O: I think right now, my main aspiration is to truly follow my heart, and it feels like such a new idea to integrate. I feel like there's a part of me that follows my heart. Just follow my heart. There's a part of me that knows that. But to fully believe and embody that is another practice entirely, and I think I'm reaching this point, or it feels like I'm at a crossroads where I don't want to compromise my desire anymore. There is a voice telling me that I'm meant to sing, and I'm going to do everything in my power to protect this voice, nurture this voice, and give it what it's asking for. I think this is also an area where I have to challenge a lot of my fear-based beliefs, such as how I am going to make money and all this stuff. But I think that I want to give myself the opportunity to move purely out of love for this thing. I'm very lucky to lean on my dad for the time being and be back in the home where I grew up.

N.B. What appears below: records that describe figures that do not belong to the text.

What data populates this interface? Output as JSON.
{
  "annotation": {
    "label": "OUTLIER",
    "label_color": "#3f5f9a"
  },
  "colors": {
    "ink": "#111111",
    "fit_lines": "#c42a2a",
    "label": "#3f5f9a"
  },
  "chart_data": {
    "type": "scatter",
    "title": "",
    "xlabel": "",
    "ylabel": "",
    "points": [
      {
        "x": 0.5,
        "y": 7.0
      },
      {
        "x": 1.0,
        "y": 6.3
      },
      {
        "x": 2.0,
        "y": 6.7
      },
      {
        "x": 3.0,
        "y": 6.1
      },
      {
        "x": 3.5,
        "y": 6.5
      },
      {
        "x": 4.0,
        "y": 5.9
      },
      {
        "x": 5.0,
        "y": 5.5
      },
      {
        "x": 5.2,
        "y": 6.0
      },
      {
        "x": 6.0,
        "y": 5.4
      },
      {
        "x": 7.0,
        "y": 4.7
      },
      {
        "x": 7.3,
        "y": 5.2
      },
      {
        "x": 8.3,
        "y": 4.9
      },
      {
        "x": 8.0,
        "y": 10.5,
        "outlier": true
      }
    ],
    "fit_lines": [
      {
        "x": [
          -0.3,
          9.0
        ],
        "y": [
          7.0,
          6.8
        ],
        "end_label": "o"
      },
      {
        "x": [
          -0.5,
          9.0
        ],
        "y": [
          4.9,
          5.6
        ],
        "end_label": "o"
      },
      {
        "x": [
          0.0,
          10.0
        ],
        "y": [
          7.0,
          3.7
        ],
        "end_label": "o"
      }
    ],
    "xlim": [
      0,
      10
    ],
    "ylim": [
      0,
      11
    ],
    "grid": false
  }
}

I don't think I've ever granted myself the mindset of being doubt free about music and doing music, and I'm just really going to bet on myself.
E: Yes, yes, and please continue betting on yourself. I listened to wolves+spirals recently. I love how soft and playful this song is. It sounds like a little love song, or like asking questions if it could be something.
O: Yeah. It's supposed to be this flirtatious song, and then it turns into something else, and I don’t know what it's turned into, to be honest. I don't smoke, but when I was writing I thought it would be fun to be like “do you have a light?” I was thinking, that's a quintessential pickup line. You got a light, someone's outside talking to someone. So I kind of played off of that, and it was more about, do you have that internal light and are we going to be a flame or, it's kind of playing on that idea.
E: Cute.
O: Yeah, so it's just like, are we going to pursue this or what?